What does one do then with (1, 2, 3, 4, 5, 6, ...) and (123, 456, 789, ...) where the successive terms are the exact same. The decimals would be the same, the method you referred to. Does one need to put a labeling of some sort before each a_i, say c_i delineating how many digits are between each comma?

And thank you for your point out the isomorphism--it was not obvious to me at first.

Also (0, 9, 9, 9, ...) and (1, 0, 0, 0, ...) map to the same number 0.1.

However Ivy's argument still shows that the set is at least as big as the reals, since the mapping is onto.

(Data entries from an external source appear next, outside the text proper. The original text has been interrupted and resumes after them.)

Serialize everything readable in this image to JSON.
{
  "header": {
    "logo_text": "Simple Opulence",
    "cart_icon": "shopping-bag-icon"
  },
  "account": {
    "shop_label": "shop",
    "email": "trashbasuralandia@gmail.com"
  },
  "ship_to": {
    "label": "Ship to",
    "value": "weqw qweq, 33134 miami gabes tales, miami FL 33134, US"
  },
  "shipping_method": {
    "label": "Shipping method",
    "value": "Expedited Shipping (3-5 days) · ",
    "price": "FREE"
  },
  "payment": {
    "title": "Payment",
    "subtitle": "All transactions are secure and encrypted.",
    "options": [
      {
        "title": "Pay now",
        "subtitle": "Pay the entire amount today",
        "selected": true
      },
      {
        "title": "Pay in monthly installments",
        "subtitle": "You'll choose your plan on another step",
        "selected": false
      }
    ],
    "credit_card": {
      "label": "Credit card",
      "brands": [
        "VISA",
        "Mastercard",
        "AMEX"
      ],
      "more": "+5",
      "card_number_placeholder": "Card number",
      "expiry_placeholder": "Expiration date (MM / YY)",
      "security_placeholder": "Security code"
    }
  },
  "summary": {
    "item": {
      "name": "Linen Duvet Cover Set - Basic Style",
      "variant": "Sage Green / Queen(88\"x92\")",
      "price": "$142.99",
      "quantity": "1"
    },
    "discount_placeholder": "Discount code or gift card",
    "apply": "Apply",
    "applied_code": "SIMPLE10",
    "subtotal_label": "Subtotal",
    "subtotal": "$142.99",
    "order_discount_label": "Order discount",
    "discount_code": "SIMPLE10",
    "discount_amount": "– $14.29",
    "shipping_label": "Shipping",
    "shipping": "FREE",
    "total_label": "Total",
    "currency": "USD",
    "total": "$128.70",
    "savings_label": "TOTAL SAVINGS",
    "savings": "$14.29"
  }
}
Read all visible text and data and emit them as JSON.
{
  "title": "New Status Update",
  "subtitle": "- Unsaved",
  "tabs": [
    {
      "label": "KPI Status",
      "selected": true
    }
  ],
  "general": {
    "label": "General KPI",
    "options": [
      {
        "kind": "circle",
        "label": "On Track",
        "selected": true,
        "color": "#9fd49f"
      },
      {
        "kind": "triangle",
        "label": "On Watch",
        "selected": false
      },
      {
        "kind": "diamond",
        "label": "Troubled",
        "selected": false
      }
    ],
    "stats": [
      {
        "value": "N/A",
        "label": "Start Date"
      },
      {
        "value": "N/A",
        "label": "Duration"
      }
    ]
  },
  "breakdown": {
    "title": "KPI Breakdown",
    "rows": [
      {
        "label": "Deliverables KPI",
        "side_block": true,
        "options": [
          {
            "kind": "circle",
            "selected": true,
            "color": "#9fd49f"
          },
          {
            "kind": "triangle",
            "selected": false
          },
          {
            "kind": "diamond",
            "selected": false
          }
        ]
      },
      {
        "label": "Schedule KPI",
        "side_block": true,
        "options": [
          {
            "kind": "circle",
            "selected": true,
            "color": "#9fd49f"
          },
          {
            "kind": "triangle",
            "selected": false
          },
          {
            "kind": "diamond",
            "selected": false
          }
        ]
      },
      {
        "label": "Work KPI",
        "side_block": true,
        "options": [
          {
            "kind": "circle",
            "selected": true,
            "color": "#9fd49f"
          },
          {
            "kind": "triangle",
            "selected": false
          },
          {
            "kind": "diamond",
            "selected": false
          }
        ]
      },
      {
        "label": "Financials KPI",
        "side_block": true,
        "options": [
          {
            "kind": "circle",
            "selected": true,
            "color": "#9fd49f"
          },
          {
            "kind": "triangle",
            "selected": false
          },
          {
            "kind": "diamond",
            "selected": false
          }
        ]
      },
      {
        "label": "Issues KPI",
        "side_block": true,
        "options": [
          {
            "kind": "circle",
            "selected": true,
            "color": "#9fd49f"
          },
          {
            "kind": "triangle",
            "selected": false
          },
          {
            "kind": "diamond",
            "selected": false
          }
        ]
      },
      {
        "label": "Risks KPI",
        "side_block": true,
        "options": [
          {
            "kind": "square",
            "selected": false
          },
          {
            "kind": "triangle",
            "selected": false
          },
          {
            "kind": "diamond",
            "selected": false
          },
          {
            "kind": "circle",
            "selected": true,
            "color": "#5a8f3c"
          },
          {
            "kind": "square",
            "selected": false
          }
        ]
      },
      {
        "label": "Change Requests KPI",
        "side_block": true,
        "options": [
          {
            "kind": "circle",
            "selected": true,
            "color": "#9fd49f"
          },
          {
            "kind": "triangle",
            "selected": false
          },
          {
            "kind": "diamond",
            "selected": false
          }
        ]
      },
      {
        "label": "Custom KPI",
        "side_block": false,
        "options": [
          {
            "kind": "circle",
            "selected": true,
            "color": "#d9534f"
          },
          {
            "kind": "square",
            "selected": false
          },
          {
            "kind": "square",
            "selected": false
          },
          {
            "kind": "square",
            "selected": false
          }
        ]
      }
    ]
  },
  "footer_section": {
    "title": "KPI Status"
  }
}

Is the set bigger than the reals?

 

[Ignea_unda]

Also (0, 9, 9, 9, ...) and (1, 0, 0, 0, ...) map to the same number 0.1.

However Ivy's argument still shows that the set is at least as big as the reals, since the mapping is onto.

Is the set bigger than the reals?

I would actually disagree--the mapping would then not be a function, which is the whole goal.


But either way, I realized my mistake. The proof then comes from selecting a_i from the matrix..etc. I forgot and didn't realize how it would be different. I can see now. Thank you HallsofIvy for getting me straightened out. (I know that I'm a little slow/tedious sometimes).

And as for your question, they would be of the same size. The mapping would be 1-1 and onto and would have equal number of elements.

 

[Office_Shredder]

I would actually disagree--the mapping would then not be a function, which is the whole goal.

Step outside of set theory for a minute and remember that there are functions besides injections :p

 

[HallsofIvy]

I would actually disagree--the mapping would then not be a function, which is the whole goal.

It is a function. It is not a "one-to-one" function.

 

[Ignea_unda]

Sorry. Somehow got it into my mind that it was going backwards. I apologize. I'm sorry I get turned around so easily.